Now that opengrep exists with the same licence, Semgrep is free to pick and choose the features it wants to adopt from opengrep.dev. At the same time, it may feel less pressure to directly add features to the Community Edition and can focus on enhancing its commercial features and pushing its other commercial offerings.
Even if Semgrep chooses not to contribute much back to opengrep, no-one is going to forget who originally wrote the engine, who was responsible for getting it to the level of sophistication it is at now, and where to go to get the highest level of support and integration.
Meanwhile, opengrep is licensed as LGPL. If Semgrep wants to adopt its features in Semgrep Community Edition, opengrep can’t exactly change the licence to prevent this as long as Semgrep CE also keeps the LGPL.
Plus, there will now be an expectation that any engine features which the opengrep foundation members build for their platforms will also be in the open source project.
In addition, Semgrep also explicitly said that they anticipated this move and the changes they made could be seen to have been designed to precipitate it.
First impressions of opengrep
Obviously it is very early days for this project. The team behind it seems to be quite determined to put effort into it and seem to have some developers specifically dedicated to work on it.
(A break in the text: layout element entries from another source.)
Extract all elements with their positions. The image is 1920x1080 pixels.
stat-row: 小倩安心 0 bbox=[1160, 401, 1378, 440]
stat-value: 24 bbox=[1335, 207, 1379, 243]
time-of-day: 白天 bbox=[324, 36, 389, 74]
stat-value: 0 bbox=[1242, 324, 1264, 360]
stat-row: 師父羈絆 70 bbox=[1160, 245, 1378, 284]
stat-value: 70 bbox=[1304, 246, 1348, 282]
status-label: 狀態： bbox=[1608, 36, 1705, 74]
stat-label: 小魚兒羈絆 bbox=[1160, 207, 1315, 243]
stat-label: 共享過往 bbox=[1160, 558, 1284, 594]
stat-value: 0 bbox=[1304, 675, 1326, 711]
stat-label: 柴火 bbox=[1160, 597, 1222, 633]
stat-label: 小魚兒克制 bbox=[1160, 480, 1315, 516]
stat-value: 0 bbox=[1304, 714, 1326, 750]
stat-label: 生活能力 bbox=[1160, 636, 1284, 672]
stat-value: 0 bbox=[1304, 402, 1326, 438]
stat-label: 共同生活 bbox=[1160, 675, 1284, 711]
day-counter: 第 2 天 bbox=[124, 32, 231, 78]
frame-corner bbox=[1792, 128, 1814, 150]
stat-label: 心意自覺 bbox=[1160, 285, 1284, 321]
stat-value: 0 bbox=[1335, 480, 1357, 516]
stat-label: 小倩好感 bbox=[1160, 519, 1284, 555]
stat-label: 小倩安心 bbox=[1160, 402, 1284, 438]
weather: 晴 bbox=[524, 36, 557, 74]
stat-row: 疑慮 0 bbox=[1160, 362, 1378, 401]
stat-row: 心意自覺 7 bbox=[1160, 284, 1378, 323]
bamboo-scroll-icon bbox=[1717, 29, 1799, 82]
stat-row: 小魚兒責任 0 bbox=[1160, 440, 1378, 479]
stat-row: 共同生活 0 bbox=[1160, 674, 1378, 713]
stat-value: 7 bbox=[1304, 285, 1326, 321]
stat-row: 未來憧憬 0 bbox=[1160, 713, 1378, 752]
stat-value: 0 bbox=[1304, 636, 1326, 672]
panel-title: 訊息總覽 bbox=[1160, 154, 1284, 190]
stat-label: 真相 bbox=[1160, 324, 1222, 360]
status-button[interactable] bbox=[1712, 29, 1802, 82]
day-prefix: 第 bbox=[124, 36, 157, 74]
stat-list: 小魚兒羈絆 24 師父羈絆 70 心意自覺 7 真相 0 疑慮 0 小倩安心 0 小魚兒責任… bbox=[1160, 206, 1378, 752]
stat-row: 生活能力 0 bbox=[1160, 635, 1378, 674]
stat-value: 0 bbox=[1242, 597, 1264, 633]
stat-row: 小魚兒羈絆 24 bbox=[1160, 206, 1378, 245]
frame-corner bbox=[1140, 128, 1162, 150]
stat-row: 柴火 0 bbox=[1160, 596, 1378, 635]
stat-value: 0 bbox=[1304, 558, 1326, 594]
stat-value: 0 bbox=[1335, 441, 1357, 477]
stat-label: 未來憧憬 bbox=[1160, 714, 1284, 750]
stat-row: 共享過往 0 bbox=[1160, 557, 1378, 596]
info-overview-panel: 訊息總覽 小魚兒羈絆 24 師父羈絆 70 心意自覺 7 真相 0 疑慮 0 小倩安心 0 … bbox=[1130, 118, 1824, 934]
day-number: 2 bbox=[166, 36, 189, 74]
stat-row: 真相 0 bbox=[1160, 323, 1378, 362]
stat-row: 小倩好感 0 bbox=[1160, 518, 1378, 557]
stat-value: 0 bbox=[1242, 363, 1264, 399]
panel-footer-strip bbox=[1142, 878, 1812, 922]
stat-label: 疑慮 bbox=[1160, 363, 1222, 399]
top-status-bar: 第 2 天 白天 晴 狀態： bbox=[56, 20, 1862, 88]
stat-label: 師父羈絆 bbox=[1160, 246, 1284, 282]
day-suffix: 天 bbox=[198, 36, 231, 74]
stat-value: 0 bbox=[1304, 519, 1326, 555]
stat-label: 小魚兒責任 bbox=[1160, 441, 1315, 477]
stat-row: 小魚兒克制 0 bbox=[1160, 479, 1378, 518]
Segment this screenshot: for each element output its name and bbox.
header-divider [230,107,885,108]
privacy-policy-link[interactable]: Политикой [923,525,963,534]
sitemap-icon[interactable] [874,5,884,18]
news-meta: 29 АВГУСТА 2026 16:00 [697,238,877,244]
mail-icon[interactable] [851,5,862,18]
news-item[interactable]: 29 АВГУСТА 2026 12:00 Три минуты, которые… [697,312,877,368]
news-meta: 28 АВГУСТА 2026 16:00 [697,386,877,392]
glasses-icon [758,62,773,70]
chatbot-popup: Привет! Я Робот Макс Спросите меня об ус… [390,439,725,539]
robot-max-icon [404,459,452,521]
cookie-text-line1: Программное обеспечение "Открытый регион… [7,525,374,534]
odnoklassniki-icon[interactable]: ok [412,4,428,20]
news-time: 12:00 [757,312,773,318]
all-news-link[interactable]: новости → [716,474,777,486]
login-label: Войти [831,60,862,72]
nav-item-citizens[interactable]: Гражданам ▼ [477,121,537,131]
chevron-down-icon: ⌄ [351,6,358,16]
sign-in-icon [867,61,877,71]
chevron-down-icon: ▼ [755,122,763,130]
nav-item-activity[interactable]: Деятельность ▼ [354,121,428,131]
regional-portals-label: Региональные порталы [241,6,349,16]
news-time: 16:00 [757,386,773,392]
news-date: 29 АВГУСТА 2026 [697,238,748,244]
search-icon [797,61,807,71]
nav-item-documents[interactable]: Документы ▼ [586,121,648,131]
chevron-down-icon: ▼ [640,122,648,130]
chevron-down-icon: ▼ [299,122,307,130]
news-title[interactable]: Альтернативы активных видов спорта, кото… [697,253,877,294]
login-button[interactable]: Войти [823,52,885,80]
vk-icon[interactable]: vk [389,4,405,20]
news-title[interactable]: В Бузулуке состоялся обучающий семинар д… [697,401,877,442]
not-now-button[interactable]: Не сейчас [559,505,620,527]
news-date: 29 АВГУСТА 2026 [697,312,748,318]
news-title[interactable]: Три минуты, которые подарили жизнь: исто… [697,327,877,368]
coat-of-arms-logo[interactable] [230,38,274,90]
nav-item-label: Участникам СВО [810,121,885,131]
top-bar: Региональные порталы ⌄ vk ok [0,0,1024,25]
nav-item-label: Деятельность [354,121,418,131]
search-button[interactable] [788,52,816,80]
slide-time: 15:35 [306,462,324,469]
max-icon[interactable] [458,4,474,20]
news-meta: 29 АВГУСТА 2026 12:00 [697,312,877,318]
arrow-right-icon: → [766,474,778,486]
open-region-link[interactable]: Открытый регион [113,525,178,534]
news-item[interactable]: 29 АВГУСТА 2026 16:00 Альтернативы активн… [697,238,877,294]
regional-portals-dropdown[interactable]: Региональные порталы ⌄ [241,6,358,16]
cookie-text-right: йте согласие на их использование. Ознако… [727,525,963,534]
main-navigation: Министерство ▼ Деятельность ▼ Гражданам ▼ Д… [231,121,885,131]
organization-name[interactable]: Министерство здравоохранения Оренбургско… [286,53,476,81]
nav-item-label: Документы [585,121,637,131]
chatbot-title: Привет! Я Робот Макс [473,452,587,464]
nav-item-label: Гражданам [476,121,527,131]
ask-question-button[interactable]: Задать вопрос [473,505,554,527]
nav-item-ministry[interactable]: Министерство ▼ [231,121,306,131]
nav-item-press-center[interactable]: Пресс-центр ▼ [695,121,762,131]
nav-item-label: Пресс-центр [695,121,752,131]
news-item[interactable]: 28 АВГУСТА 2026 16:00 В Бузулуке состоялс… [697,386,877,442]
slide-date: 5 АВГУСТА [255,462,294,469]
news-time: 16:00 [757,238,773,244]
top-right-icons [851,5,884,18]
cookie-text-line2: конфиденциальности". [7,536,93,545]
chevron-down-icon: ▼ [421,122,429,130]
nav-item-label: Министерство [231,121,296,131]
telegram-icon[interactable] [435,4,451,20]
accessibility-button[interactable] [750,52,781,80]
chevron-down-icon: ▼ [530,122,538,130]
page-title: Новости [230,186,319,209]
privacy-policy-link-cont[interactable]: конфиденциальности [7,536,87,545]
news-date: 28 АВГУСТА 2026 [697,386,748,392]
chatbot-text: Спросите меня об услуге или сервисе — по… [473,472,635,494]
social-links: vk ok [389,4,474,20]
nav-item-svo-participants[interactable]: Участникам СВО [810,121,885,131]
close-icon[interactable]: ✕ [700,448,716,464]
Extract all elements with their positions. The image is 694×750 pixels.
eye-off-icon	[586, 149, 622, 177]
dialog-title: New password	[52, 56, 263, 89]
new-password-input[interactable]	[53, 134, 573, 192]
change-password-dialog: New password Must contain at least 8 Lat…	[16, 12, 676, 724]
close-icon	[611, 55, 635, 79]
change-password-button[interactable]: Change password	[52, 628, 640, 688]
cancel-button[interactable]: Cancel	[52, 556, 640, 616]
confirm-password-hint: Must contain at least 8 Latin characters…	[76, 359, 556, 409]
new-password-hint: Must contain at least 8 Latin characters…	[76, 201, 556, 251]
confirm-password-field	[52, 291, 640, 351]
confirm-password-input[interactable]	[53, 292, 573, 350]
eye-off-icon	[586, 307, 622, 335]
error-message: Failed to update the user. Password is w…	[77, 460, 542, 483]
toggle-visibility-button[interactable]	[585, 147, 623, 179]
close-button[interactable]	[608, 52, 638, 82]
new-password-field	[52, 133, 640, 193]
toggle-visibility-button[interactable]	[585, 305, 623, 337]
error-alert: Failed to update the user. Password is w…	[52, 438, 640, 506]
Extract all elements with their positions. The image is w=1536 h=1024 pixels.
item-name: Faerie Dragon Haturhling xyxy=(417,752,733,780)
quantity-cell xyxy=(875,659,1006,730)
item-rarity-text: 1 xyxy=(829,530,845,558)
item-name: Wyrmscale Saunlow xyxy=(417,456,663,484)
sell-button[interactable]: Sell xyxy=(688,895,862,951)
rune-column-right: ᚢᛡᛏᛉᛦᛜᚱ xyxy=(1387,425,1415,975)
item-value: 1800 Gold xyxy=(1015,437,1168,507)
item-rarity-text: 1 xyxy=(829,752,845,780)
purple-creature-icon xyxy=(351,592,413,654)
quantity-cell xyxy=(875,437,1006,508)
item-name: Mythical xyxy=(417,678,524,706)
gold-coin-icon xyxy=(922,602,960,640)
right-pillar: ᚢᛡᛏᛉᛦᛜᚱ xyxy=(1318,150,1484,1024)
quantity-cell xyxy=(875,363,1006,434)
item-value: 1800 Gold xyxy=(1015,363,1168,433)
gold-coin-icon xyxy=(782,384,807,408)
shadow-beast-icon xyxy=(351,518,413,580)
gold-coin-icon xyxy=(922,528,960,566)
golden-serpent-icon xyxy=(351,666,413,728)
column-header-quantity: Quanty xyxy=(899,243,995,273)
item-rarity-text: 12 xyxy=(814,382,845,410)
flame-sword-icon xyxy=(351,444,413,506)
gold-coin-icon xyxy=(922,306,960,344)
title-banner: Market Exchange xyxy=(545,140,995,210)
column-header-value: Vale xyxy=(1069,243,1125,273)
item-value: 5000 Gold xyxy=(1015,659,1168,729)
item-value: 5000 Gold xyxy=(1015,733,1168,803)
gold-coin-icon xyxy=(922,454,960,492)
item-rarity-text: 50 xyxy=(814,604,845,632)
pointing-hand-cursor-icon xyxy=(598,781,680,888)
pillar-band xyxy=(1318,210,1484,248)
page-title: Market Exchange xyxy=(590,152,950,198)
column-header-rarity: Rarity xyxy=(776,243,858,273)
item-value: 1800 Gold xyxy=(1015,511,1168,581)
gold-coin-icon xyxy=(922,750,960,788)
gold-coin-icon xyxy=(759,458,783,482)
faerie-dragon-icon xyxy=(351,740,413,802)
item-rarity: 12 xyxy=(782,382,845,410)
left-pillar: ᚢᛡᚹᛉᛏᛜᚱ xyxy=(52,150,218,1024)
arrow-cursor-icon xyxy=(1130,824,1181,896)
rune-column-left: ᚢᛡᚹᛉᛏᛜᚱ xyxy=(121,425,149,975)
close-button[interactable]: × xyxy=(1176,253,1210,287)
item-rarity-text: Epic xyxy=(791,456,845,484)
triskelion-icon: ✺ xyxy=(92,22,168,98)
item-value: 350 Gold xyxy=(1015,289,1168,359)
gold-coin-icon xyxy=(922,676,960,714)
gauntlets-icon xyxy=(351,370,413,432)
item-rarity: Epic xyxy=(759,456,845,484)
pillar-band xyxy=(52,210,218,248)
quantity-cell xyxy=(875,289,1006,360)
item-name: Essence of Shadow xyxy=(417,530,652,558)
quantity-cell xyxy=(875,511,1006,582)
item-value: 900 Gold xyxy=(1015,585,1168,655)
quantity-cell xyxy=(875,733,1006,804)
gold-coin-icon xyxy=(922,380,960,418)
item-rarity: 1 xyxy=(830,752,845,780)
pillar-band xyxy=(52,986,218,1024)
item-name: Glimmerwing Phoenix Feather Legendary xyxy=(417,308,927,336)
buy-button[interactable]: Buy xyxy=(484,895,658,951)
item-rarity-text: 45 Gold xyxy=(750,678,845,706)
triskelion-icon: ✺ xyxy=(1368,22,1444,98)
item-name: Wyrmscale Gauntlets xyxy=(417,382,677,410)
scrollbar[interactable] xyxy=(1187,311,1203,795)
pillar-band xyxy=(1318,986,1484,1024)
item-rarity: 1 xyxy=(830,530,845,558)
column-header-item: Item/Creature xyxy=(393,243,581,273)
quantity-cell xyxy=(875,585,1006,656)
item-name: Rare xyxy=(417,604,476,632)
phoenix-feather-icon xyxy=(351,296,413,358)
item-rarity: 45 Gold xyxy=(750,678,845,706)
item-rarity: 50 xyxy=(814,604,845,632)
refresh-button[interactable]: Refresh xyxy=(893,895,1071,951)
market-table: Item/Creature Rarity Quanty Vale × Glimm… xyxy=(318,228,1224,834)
I do however find it a little puzzling that their first effort seems to be creating a version that runs on windows and I do hope that’s isn’t going to cause a bunch of weird compatibility issues, (e.g. different path characters in a join mode rule).
I think the biggest challenge is going to be trying to maintain a truly open source ruleset to go with the tool. As it stands at the moment, using Semgrep’s ruleset for anything other than testing and benchmarking in the repo itself is a little hazy from a licensing perspective.
More importantly, if the project wants to demonstrate that it is a good-faith effort to keep maintain a tool for the benefit of the community, that also means being seen to do what is ethically right and not just legally right. In this case, that is to steer well clear of Semgrep’s ruleset.
I have not loved the initial marketing from the various vendors involved. I understand the will to make a splash but a lot of the messaging had been disrespectful to Semgrep and/or has spread misunderstandings or misinterpretations.
On the other hand, my initial interactions with the team have been positive and it seems like they want to do good.
I called them out over the weekend about the fact that their messaging and actions seemed to imply that the rules were also previously under a less restrictive open source license, when this was not the case.
They seem to have responded pretty positively to that and have made various changes to clarify things.
The bottom line
I think that the opengrep fork is a good thing. It secures the status of the open source project and strengthens it for the whole community, including Semgrep. It also means that many other companies who are strongly invested in the engine will be pooling their resources and contributing their work back to the community.
I will be keeping a close eye on the new project team to see that they deliver on their promises in the hope that I can adopt opengrep for my own uses and evangelise it as a sophisticated way to run custom static code testing.